Kenya is also looking at the variable geometry option for unlocking the impasse, which will see imports from European Union enter its market through its borders, but which will subsequently be subject to rules of origin in markets like Tanzania.
“Unless the heads of state agree, then we could consider the variable geometry option, but this will see some countries impose the rules of origin conditions, which could also now be a new challenge and self-defeating,” Dr Kiptoo said.
All must sign
Under Article 7(1)(e) of the Treaty establishing the EAC, variable geometry grants flexibility, which allows for progress in co-operation among a sub-group of members within the larger integration scheme, provided this is done within the ambit of the overall integration process of the bloc.
So far, it is only Kenya and Rwanda that have signed and ratified the EPA deal with the EU in October last year. This variable geometry option will allow them to proceed without the other members.
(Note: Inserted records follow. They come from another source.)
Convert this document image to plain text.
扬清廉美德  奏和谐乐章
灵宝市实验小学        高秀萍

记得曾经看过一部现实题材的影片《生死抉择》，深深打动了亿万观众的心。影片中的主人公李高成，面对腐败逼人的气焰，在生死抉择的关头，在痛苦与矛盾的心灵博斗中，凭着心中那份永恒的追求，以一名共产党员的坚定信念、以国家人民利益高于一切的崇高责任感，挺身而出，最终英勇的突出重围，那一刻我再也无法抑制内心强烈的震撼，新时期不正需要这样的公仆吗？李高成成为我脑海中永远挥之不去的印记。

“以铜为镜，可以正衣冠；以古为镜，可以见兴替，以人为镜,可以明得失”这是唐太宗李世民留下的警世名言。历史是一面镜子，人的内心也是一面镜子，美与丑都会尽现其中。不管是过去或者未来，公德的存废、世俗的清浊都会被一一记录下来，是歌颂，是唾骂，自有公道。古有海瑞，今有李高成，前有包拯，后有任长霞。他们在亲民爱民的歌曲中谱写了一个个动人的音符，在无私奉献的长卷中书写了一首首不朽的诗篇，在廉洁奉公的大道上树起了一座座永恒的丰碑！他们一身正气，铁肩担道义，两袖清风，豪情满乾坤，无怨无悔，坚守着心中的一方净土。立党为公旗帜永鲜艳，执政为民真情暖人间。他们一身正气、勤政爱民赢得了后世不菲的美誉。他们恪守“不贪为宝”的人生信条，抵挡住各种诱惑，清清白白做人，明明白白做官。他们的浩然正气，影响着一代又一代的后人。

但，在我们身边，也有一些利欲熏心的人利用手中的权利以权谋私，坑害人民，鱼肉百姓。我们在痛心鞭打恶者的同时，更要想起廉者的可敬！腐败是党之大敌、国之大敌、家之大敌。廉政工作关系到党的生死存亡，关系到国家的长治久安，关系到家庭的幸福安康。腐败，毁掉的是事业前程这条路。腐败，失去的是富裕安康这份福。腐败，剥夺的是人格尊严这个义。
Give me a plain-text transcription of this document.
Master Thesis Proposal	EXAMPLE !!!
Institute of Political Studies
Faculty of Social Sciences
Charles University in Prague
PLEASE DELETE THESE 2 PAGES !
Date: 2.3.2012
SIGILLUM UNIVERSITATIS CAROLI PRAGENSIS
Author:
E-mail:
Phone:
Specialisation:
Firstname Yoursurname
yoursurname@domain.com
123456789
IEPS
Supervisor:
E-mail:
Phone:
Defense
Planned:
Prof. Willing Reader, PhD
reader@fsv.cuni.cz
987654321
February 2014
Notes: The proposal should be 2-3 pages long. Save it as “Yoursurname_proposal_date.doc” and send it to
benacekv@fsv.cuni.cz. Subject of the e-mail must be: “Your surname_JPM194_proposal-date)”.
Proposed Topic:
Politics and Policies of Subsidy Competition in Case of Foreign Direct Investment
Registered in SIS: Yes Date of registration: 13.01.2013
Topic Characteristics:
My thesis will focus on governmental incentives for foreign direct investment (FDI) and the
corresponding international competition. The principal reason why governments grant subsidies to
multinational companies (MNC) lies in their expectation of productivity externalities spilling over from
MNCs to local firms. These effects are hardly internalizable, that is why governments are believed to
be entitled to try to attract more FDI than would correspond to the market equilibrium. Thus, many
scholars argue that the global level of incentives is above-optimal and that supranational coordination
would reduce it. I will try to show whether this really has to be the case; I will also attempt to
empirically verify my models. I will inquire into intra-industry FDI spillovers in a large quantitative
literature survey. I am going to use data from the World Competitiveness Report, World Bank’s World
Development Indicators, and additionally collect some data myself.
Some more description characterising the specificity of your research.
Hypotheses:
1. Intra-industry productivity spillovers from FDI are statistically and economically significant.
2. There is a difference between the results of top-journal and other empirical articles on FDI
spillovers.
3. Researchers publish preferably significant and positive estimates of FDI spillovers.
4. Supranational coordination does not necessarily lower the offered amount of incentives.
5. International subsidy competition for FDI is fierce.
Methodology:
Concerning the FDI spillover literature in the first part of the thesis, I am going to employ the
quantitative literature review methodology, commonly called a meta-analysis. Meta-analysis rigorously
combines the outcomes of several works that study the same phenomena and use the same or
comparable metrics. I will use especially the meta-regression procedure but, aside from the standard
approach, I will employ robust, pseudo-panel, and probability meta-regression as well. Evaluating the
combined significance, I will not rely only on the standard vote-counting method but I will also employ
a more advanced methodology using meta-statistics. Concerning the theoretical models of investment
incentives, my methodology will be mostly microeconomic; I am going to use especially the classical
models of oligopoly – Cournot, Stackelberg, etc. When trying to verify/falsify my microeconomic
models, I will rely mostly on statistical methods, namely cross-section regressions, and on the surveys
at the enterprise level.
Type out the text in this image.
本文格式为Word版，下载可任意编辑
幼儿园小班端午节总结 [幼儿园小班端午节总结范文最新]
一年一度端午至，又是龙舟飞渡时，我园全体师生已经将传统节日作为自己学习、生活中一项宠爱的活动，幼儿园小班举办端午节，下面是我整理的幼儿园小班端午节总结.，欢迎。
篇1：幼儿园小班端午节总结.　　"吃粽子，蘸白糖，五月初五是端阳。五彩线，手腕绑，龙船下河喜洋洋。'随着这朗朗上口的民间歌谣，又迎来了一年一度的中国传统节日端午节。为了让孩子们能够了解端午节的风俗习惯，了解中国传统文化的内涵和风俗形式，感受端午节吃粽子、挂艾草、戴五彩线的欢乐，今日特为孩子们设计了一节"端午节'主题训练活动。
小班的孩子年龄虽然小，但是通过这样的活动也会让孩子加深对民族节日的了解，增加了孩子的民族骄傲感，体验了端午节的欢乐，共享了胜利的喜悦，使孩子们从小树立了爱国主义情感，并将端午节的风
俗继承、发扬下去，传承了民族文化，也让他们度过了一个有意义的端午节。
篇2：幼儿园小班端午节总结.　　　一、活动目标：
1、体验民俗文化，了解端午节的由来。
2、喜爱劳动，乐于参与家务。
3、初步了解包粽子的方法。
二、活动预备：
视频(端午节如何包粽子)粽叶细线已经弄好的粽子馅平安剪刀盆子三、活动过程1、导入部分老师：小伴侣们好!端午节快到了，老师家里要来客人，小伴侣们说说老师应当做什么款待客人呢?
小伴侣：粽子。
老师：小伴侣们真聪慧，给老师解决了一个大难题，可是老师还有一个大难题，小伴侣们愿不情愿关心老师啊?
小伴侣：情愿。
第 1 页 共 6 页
EAC being a Single Customs Territory, the other EAC members — Tanzania, Uganda and Burundi — must also sign the pact to make it enforceable.
Tanzania has since argued that signing the trade deal in its current form will have potential negative implications for the country’s industrialisation strategy, while Burundi has tied the resumption of EU aid to Bujumbura as a precondition for it appending its signature.
At the September 8 extra-ordinary summit, Tanzanian President John Magufuli had alluded to an agreement at the start of this year, after extensive consultations and discussions among the partner states.
“We have agreed to further the discussions on EPA’s over the next three months,” President Magufuli then said.
Last month, president of the European parliament Louis Michel said that if the regional ratification failed to meet the February deadline, then Kenya could sign a bilateral trade agreement with the EU, fashioned on that which South Africa, a member of the Southern Africa Development Community, did with the EU.
“Looking at the economic benefits Kenya stands to lose, we would urge the EU to be flexible and allow it to sign an independent agreement to safeguard its products, if regional blocs frustrate the collective approval,” Mr Gomes said.
In June last year, the EU signed EPAs with five Southern Africa nations out of the 15 members of SADC — Botswana, Lesotho, Mozambique, Namibia and Swaziland guaranteed them duty-free, quota-free access to the European market.
South Africa negotiated an enhanced agreement for itself, to benefit from enhanced market access, going beyond the existing bilateral arrangements with the other five countries.